IBM is about to spend $100 million to chase this down. In the Web3D Consortium, we’ve had companies come after us before including Microsoft and Intel. If they played on our turf, they had to play fair and they did not like that. We survived it. This is different. This is the press and Linden Labs plus IBM coming to take the whole enchilada with false history being spit out at a high frequency. Pirates know how to take a community apart. They are pushing these articles for a reason: PageRank locking (the use of frequency and timeliness to pull the search engine toward them without buying the search terms).

I do hope people are ready for this. The best thing you can do from your desk is every time you see one of these articles, correct the author immediately before it disappears. Be sure to include two items: X3D is royalty free and is the ISO standard for web 3D.

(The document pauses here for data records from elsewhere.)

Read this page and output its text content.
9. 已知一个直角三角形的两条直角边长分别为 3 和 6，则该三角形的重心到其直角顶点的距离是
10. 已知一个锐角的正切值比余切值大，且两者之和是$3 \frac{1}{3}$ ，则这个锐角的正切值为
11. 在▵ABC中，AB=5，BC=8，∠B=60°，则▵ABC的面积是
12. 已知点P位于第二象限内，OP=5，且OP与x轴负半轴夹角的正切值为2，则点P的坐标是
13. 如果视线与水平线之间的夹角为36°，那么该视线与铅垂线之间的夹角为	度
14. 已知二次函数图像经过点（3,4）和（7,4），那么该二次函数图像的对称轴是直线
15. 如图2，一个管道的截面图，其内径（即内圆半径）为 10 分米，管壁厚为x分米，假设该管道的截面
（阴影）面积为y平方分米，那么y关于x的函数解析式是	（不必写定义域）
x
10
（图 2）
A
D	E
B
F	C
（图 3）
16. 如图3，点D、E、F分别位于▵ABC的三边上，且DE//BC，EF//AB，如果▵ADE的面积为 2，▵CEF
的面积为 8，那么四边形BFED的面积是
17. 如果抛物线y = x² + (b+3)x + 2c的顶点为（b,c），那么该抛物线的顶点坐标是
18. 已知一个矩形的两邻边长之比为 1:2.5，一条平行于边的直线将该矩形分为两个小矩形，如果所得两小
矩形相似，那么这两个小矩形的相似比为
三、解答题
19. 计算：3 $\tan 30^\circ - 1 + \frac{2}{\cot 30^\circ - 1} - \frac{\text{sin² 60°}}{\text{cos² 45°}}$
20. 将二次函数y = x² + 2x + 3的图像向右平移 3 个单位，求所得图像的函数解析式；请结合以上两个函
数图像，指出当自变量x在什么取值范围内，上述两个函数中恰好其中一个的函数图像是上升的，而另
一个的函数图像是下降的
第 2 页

Two things happen: 1) People read the rebuttal and those that don’t want to do business with IBM and LL or want to compete with them may come our way. 2) The search engines won’t go into a PageRank lock condition where all of those articles create a pull toward the propaganda.

It’s wrong to fool Mother Nature, but it is dammed easy to fool Google and once done, not difficult to fool everyone else. All you have to do is keep lieing until it becomes the accepted truth. See Clockwork Orange.

Sunday, November 26, 2006

Irving: the 143 Fastest Gun in the East

http://irvingwb.typepad.com/blog/2006/11/an_unusual_meet.html

Irving is yet another pundit enthralled with the new innovation called 3D On The Web. He seems to think standards will help and IBM is ready and working to create them.

Hooah!

Without the IP restrictions, of course. IBM doesn’t work on anything where they don’t own at least three critical patents. Working with standards organizations that already have and have had for the last decade open standards and running code is not what the IBM strategists want. They need bloggers to help them create a new history in which the old one didn't happen. Everyone learned the game from the web pioneers and now they are going to play it.

You better be ready to fight for it. With Linden Labs as the proxy, another wave of companies are about to claim the right to dictate the future of real-time 3D and VR. And just as Nicole said about O.J, they “will get away with it”. Why? The masses followed the press to get the facts. The press follows the money, not the facts. The web claims to have a higher moral majesty but the reality is, it is loose as a goose and ready to fleece anyone who buys into its mythology. Legends of wealth ‘just beyond the horizon’ are what the bandits who live out there use to get you into that wagon westward ho. And so it goes.

History is one subject in the humanities curriculum that technologists benefit from by mastering it. Unfortunately, the classes are filled with future lawyers in love with themselves and what they are about to obtain by legal means. That is why a lawyer is usually worse than a criminal. A criminal knows what he is doing is crooked; a lawyer knows it is merely unethical and immoral and he can afford to pay a blogger to get him out of that one just as Al Capone used to pay the Chicago press to write flattering stories about his soup kitchens that he closed as soon as the articles were published.

Yes, 3D on The Web is real alright. And it is the same old reality we've been facing On The Web that we've faced off of it; just faster. Sad, but so.